Rafael Schmitz

Personal information
- Full name: Rafael Schmitz
- Date of birth: 17 December 1980 (age 44)
- Place of birth: Blumenau, Brazil
- Height: 1.82 m (5 ft 11+1⁄2 in)
- Position: Defender

Youth career
- 1990–1993: BEC
- 1994: Atlético-PR
- 1995–1997: Tupi-SC
- 1997–1999: Santos

Senior career*
- Years: Team / Apps / (Gls)
- 1999–2001: Malutrom
- 2001–2008: Lille / 99 / (2)
- 2004: → Krylya Sovetov Samara (loan) / 9 / (0)
- 2007–2008: → Birmingham City (loan) / 15 / (0)
- 2008–2012: Valenciennes / 46 / (2)
- 2012–2013: Atlético Paranaense / 2 / (0)
- 2018: Metropolitano / 0 / (0)

= Rafael Schmitz =

Brazilian footballer (born 1980)

Rafael Schmitz (born 17 December 1980) is a Brazilian retired footballer who played as a centre-back.

==Career==
Schmitz started his professional career at Malutrom, winning the 2000 Brazilian 3rd division. In 2001, he joined Lille OSC, where he spent six seasons and for whom he played 99 Ligue 1 games and appeared in the Champions League and UEFA Cup.
He joined Birmingham City on loan for the 2007–08 season on July 6, 2007. He made his Birmingham debut as a very late substitute on September 15, 2007 against Bolton Wanderers, and his first start on October 20, 2007 against Manchester City in place of the injured Johan Djourou.
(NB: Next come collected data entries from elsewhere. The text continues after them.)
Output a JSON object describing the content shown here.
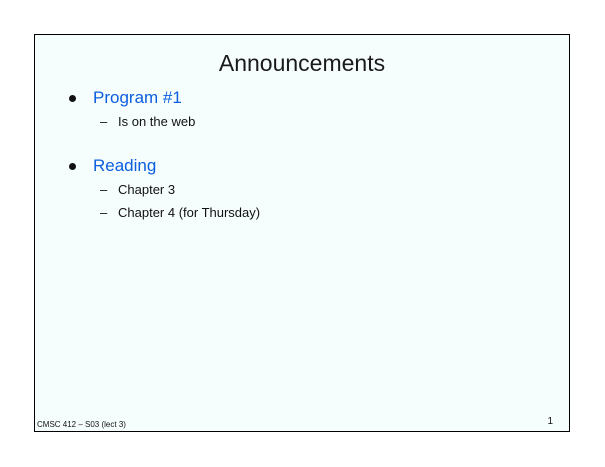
{
  "slide": {
    "title": "Announcements",
    "bullets": [
      {
        "label": "Program #1",
        "subitems": [
          "Is on the web"
        ]
      },
      {
        "label": "Reading",
        "subitems": [
          "Chapter 3",
          "Chapter 4 (for Thursday)"
        ]
      }
    ],
    "dash": "–",
    "footer_left": "CMSC 412 – S03  (lect 3)",
    "page_number": "1"
  },
  "colors": {
    "bullet_heading": "#0b5ee0",
    "background": "#f6fdfd"
  }
}
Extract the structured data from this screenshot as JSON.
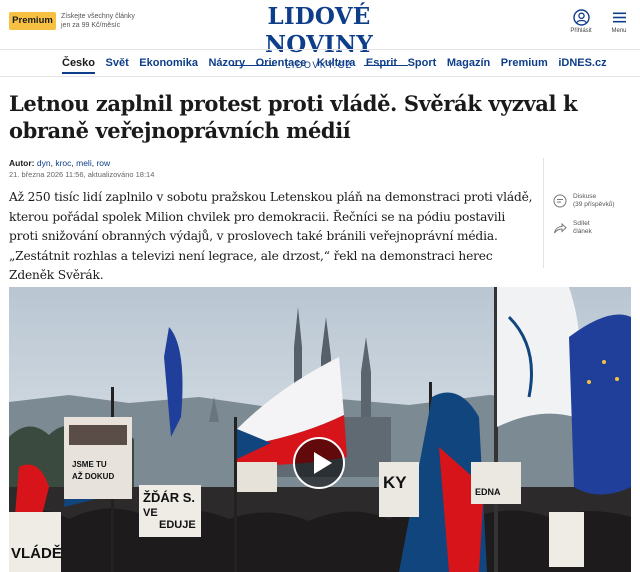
{
  "topbar": {
    "premium_label": "Premium",
    "promo_text": "Získejte všechny články jen za 99 Kč/měsíc",
    "logo_main": "LIDOVÉ NOVINY",
    "logo_sub": "LIDOVKY.CZ",
    "login_label": "Přihlásit",
    "menu_label": "Menu",
    "login_icon": "user-icon",
    "menu_icon": "hamburger-icon"
  },
  "nav": {
    "items": [
      "Česko",
      "Svět",
      "Ekonomika",
      "Názory",
      "Orientace",
      "Kultura",
      "Esprit",
      "Sport",
      "Magazín",
      "Premium",
      "iDNES.cz"
    ],
    "active": "Česko"
  },
  "article": {
    "headline": "Letnou zaplnil protest proti vládě. Svěrák vyzval k obraně veřejnoprávních médií",
    "author_label": "Autor:",
    "authors": [
      "dyn",
      "kroc",
      "meli",
      "row"
    ],
    "date": "21. března 2026 11:56,",
    "updated": "aktualizováno  18:14",
    "perex": "Až 250 tisíc lidí zaplnilo v sobotu pražskou Letenskou pláň na demonstraci proti vládě, kterou pořádal spolek Milion chvilek pro demokracii. Řečníci se na pódiu postavili proti snižování obranných výdajů, v proslovech také bránili veřejnoprávní média. „Zestátnit rozhlas a televizi není legrace, ale drzost,“ řekl na demonstraci herec Zdeněk Svěrák."
  },
  "side": {
    "discuss_label": "Diskuse",
    "discuss_count": "(39 příspěvků)",
    "share_label": "Sdílet",
    "share_sub": "článek",
    "discuss_icon": "comment-icon",
    "share_icon": "share-icon"
  },
  "photo": {
    "play_icon": "play-icon",
    "signs": {
      "sign1_line1": "JSME TU",
      "sign1_line2": "AŽ DOKUD",
      "sign2": "ŽĎÁR S.",
      "sign2_b": "VE",
      "sign2_c": "EDUJE",
      "sign3": "VLÁDĚ",
      "sign4": "KY",
      "sign5": "EDNA"
    },
    "colors": {
      "sky": "#c9d4de",
      "flag_white": "#f4f4f6",
      "flag_red": "#d7141a",
      "flag_blue": "#11457e",
      "eu_blue": "#1f3f9b"
    }
  }
}
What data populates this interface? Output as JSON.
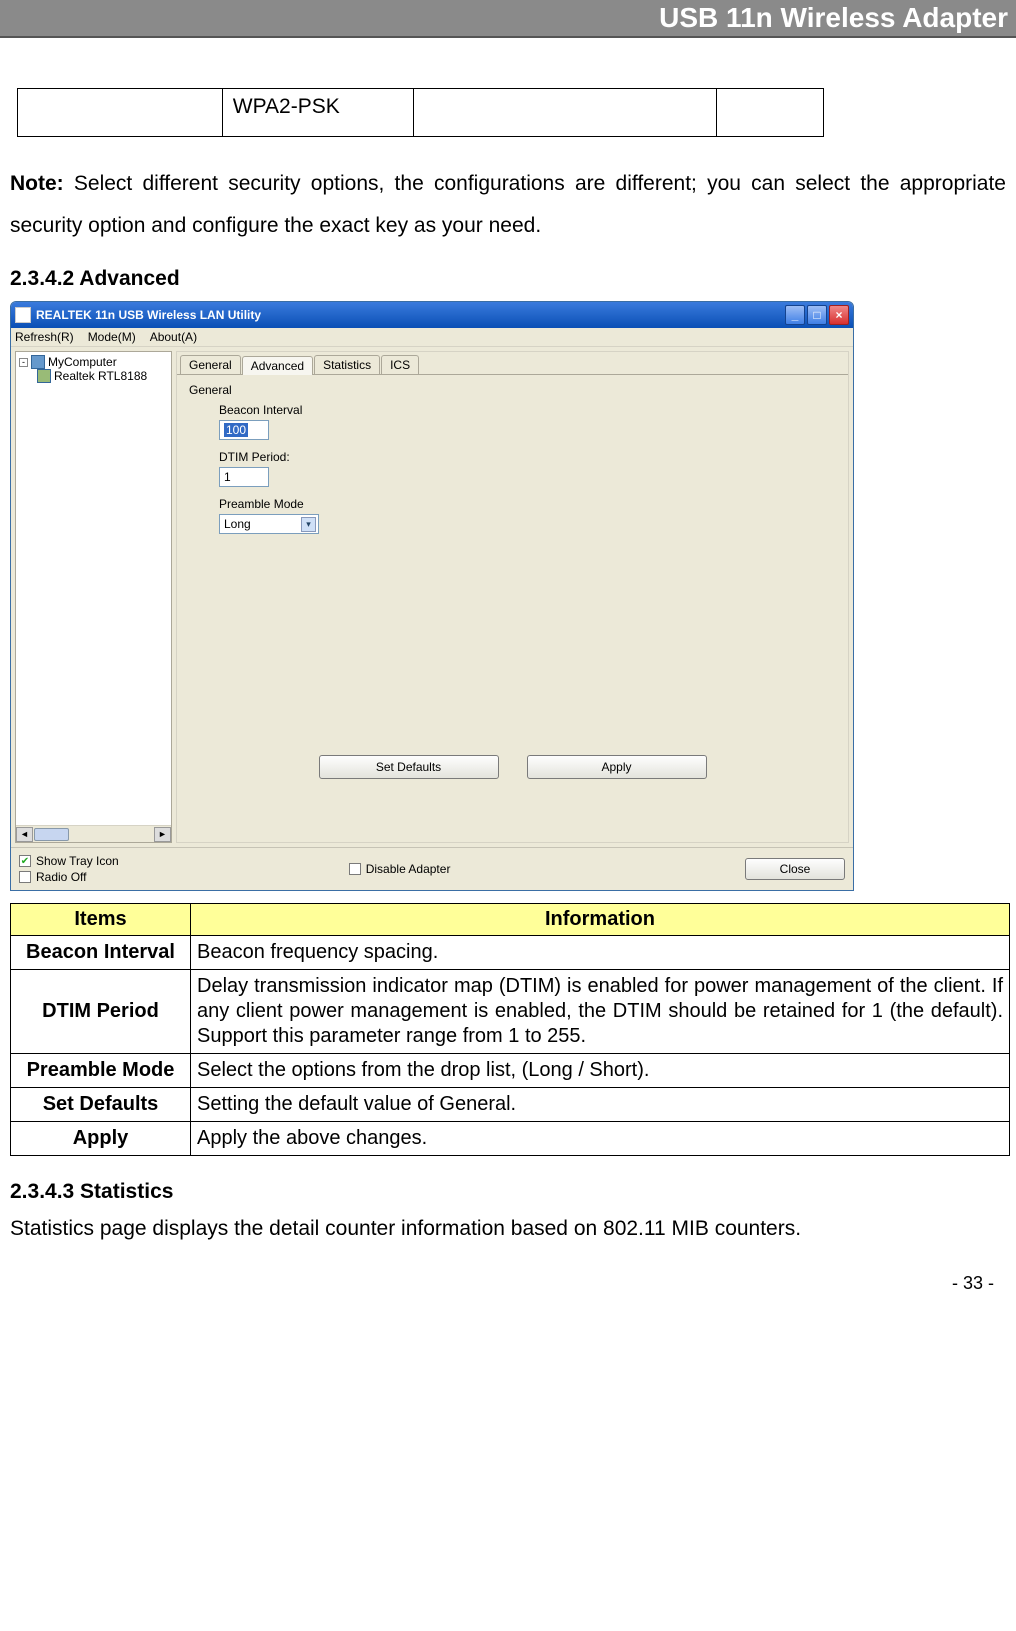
{
  "header": {
    "title": "USB 11n Wireless Adapter"
  },
  "wpa_row": {
    "c1": "",
    "c2": "WPA2-PSK",
    "c3": "",
    "c4": ""
  },
  "note": {
    "label": "Note:",
    "text": " Select different security options, the configurations are different; you can select the appropriate security option and configure the exact key as your need."
  },
  "sections": {
    "advanced": "2.3.4.2    Advanced",
    "statistics": "2.3.4.3    Statistics"
  },
  "app": {
    "title": "REALTEK 11n USB Wireless LAN Utility",
    "menu": {
      "refresh": "Refresh(R)",
      "mode": "Mode(M)",
      "about": "About(A)"
    },
    "tree": {
      "root": "MyComputer",
      "child": "Realtek RTL8188"
    },
    "tabs": {
      "general": "General",
      "advanced": "Advanced",
      "statistics": "Statistics",
      "ics": "ICS"
    },
    "group_label": "General",
    "fields": {
      "beacon_label": "Beacon Interval",
      "beacon_value": "100",
      "dtim_label": "DTIM Period:",
      "dtim_value": "1",
      "preamble_label": "Preamble Mode",
      "preamble_value": "Long"
    },
    "buttons": {
      "set_defaults": "Set Defaults",
      "apply": "Apply",
      "close": "Close"
    },
    "footer": {
      "show_tray": "Show Tray Icon",
      "radio_off": "Radio Off",
      "disable_adapter": "Disable Adapter"
    }
  },
  "info_table": {
    "headers": {
      "items": "Items",
      "info": "Information"
    },
    "rows": [
      {
        "item": "Beacon Interval",
        "info": "Beacon frequency spacing."
      },
      {
        "item": "DTIM Period",
        "info": "Delay transmission indicator map (DTIM) is enabled for power management of the client. If any client power management is enabled, the DTIM should be retained for 1 (the default). Support this parameter range from 1 to 255."
      },
      {
        "item": "Preamble Mode",
        "info": "Select the options from the drop list, (Long / Short)."
      },
      {
        "item": "Set Defaults",
        "info": "Setting the default value of General."
      },
      {
        "item": "Apply",
        "info": "Apply the above changes."
      }
    ]
  },
  "statistics_para": "Statistics page displays the detail counter information based on 802.11 MIB counters.",
  "page_num": "- 33 -"
}
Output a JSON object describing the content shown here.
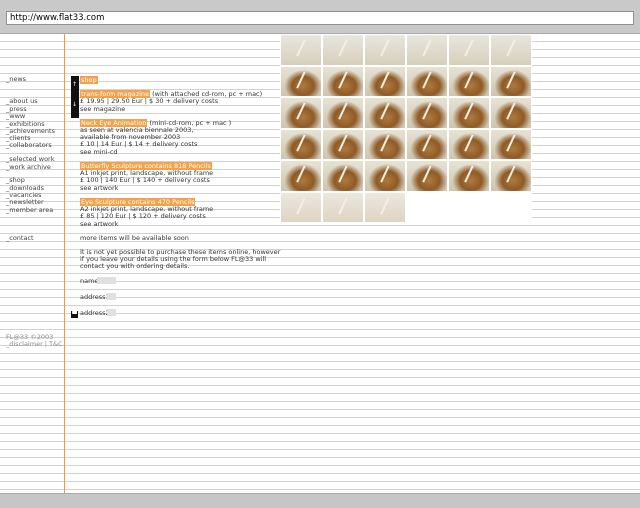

He returned to Lille following Birmingham's relegation at the end of the season.

On June 23, 2008, Schmitz signed a three-year contract with Valenciennes, where he played for four years before returning to Brazil and signing for Atlético Paranaense. After being overlooked at the club, he was about to sign for ABC on September, only for his club to decide against the deal in the last minute after Atlético needed defensive cover due to an injury suffered by Naldo. However, he only played two matches for Atlético Paranaense and left the club in 2013.

In 2018, Schmitz decided to return to professional football and trained with Metropolitano, a club based in his hometown. On 11 May 2018, he signed for the club to play the 2018 Campeonato Catarinense Série B. After achieving promotion to 2019 Campeonato Catarinense, he left the club.

Schmitz holds both Brazilian and French nationalities.